Can anyone believe that the energy sector actually finished the year okay, given what a volatile year we had? Oil prices finished the year close to unchanged, and most of the gains in energy stocks came towards the end of the year, but what the heck, we'll take it.
Sam Stovall, chief investment strategist of Standard & Poor's, recaps a couple of historical tendencies that suggest 2007 could be a positive year for the stock market overall in this interview with Bloomberg News. He discusses the energy sector, which ended the year as the number 2 performing sector in the S&P500 with a 22% return and is the cheapest sector in the S&P500 with a 9.7 forward price to earnings ratio (ie. based on analyst's predicted 2007 earnings). S&P predicts a gradually rising trend for oil in 2007, with an average crude oil price of $64.50 and price toward the end of the year of $66. Mr. Stovall makes the observation that they hope energy will remain a "page 3 story" instead of a "page 1 story" in 2007.
Bloomberg News: Sam Stovall of Standard & Poor's.

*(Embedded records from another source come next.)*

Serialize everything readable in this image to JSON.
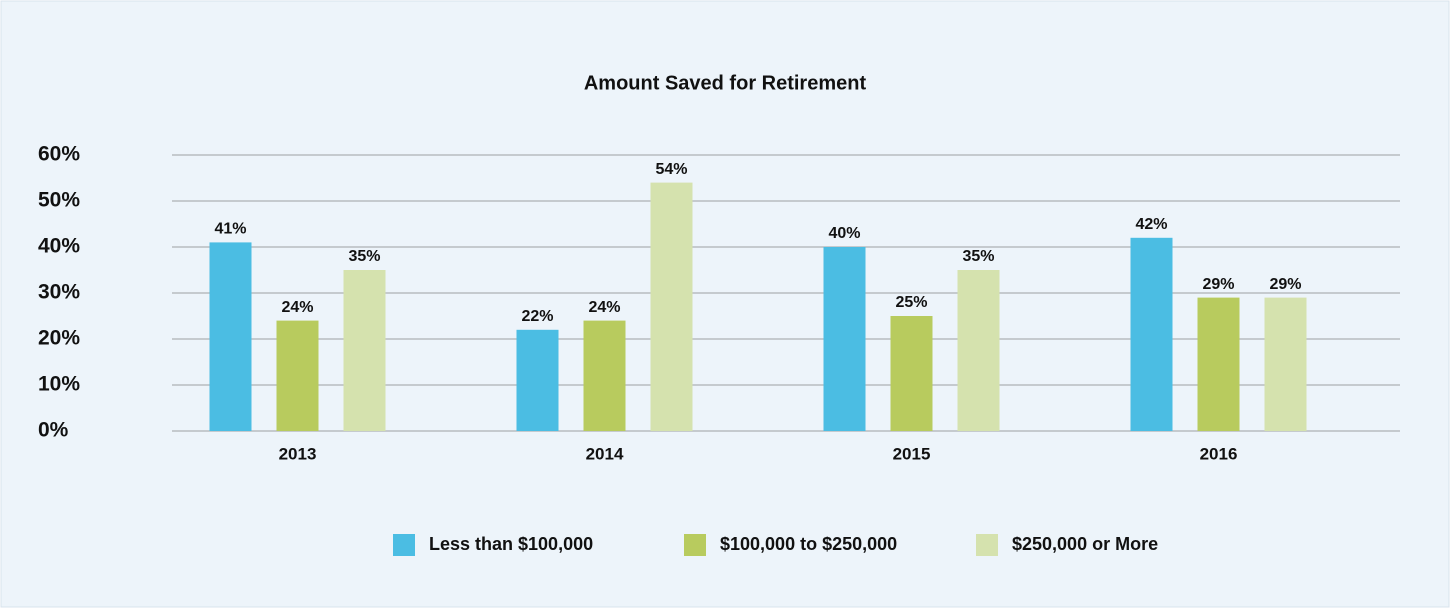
{
  "chart_data": {
    "type": "bar",
    "title": "Amount Saved for Retirement",
    "categories": [
      "2013",
      "2014",
      "2015",
      "2016"
    ],
    "series": [
      {
        "name": "Less than $100,000",
        "color": "#4bbde3",
        "values": [
          41,
          22,
          40,
          42
        ],
        "value_labels": [
          "41%",
          "22%",
          "40%",
          "42%"
        ]
      },
      {
        "name": "$100,000 to $250,000",
        "color": "#b8cb5e",
        "values": [
          24,
          24,
          25,
          29
        ],
        "value_labels": [
          "24%",
          "24%",
          "25%",
          "29%"
        ]
      },
      {
        "name": "$250,000 or More",
        "color": "#d5e2ae",
        "values": [
          35,
          54,
          35,
          29
        ],
        "value_labels": [
          "35%",
          "54%",
          "35%",
          "29%"
        ]
      }
    ],
    "ylim": [
      0,
      60
    ],
    "yticks": [
      {
        "value": 0,
        "label": "0%"
      },
      {
        "value": 10,
        "label": "10%"
      },
      {
        "value": 20,
        "label": "20%"
      },
      {
        "value": 30,
        "label": "30%"
      },
      {
        "value": 40,
        "label": "40%"
      },
      {
        "value": 50,
        "label": "50%"
      },
      {
        "value": 60,
        "label": "60%"
      }
    ],
    "grid": true,
    "legend": "bottom"
  }
}
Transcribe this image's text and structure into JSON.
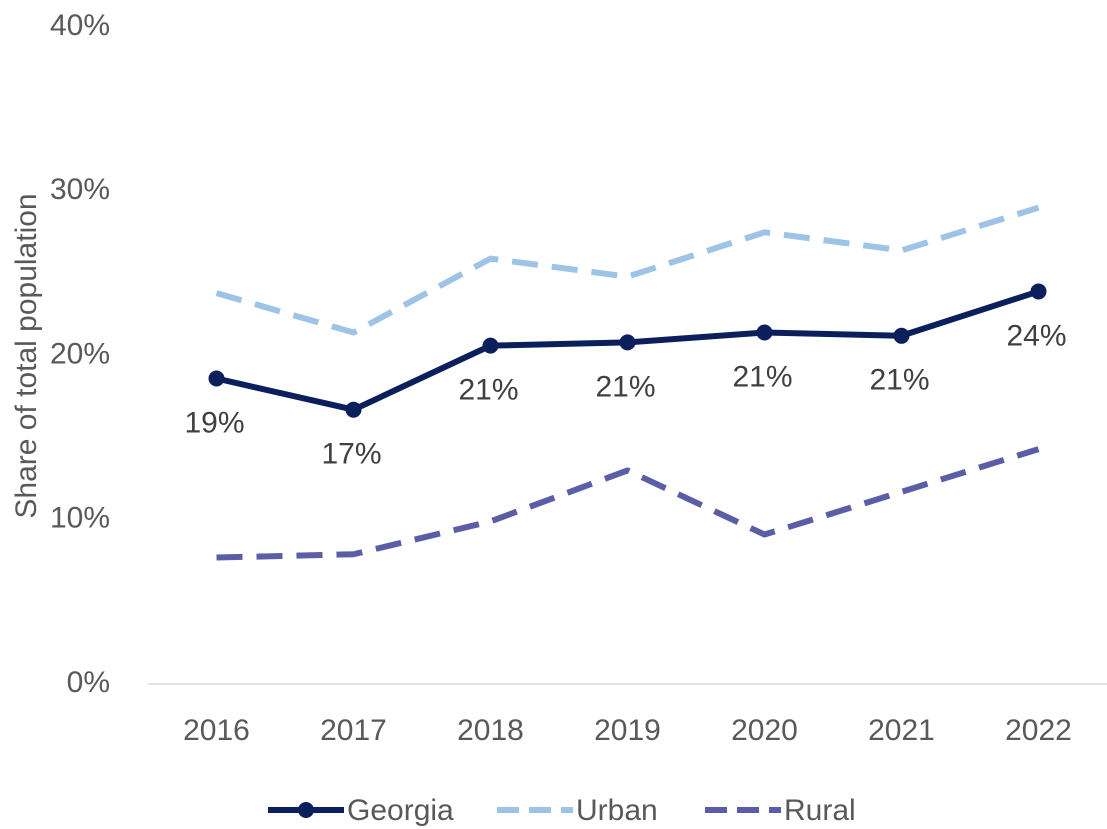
{
  "chart_data": {
    "type": "line",
    "y_label": "Share of total population",
    "categories": [
      "2016",
      "2017",
      "2018",
      "2019",
      "2020",
      "2021",
      "2022"
    ],
    "series": [
      {
        "name": "Georgia",
        "color": "#0b1f5c",
        "values": [
          18.6,
          16.7,
          20.6,
          20.8,
          21.4,
          21.2,
          23.9
        ],
        "value_labels": [
          "19%",
          "17%",
          "21%",
          "21%",
          "21%",
          "21%",
          "24%"
        ]
      },
      {
        "name": "Urban",
        "color": "#9dc3e6",
        "values": [
          23.8,
          21.4,
          25.9,
          24.8,
          27.5,
          26.4,
          29.0
        ]
      },
      {
        "name": "Rural",
        "color": "#5b5ea6",
        "values": [
          7.7,
          7.9,
          9.9,
          13.0,
          9.1,
          11.7,
          14.3
        ]
      }
    ],
    "ylim": [
      0,
      40
    ],
    "yticks": [
      {
        "value": 0,
        "label": "0%"
      },
      {
        "value": 10,
        "label": "10%"
      },
      {
        "value": 20,
        "label": "20%"
      },
      {
        "value": 30,
        "label": "30%"
      },
      {
        "value": 40,
        "label": "40%"
      }
    ],
    "grid": false,
    "legend": "bottom"
  }
}
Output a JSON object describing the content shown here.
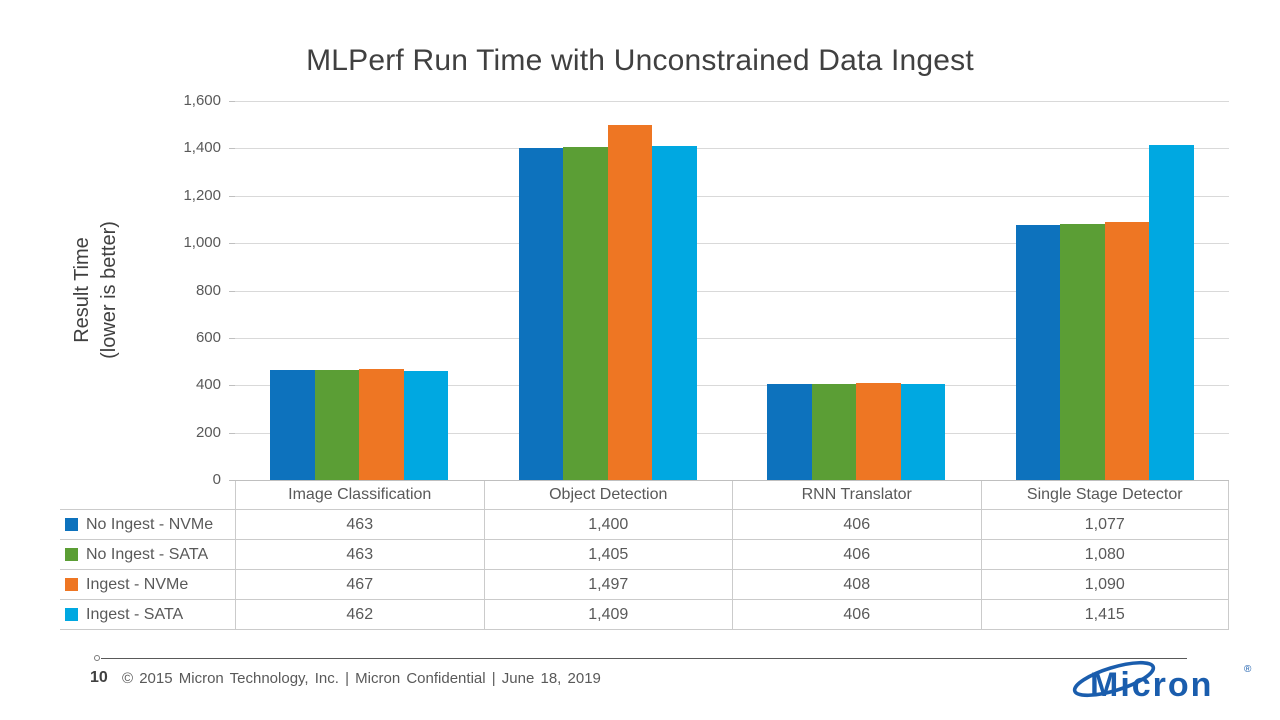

To explain the year in further detail:
The 22% comes mainly from the integrated oil majors (which I define as: XOM, COP, CVX, MRO, OXY) and select oil service names. The majors, because they have exposure to most or all parts of the oil supply chain (production, refining, distribution, marketing), are seen as better plays as oil prices fall or moderate because they can usually pick up profits somewhere along the chain. Other sectors, for example coal, natural gas, refiners, E&Ps, all did less well this year, a number with outright losses. If you own energy mutual funds, you may notice yours was above or below the 22% return, depending on where your manager overweighted or underweighted. The Vanguard Energy fund, which I use as proxy for the average energy fund, returned 21.21%.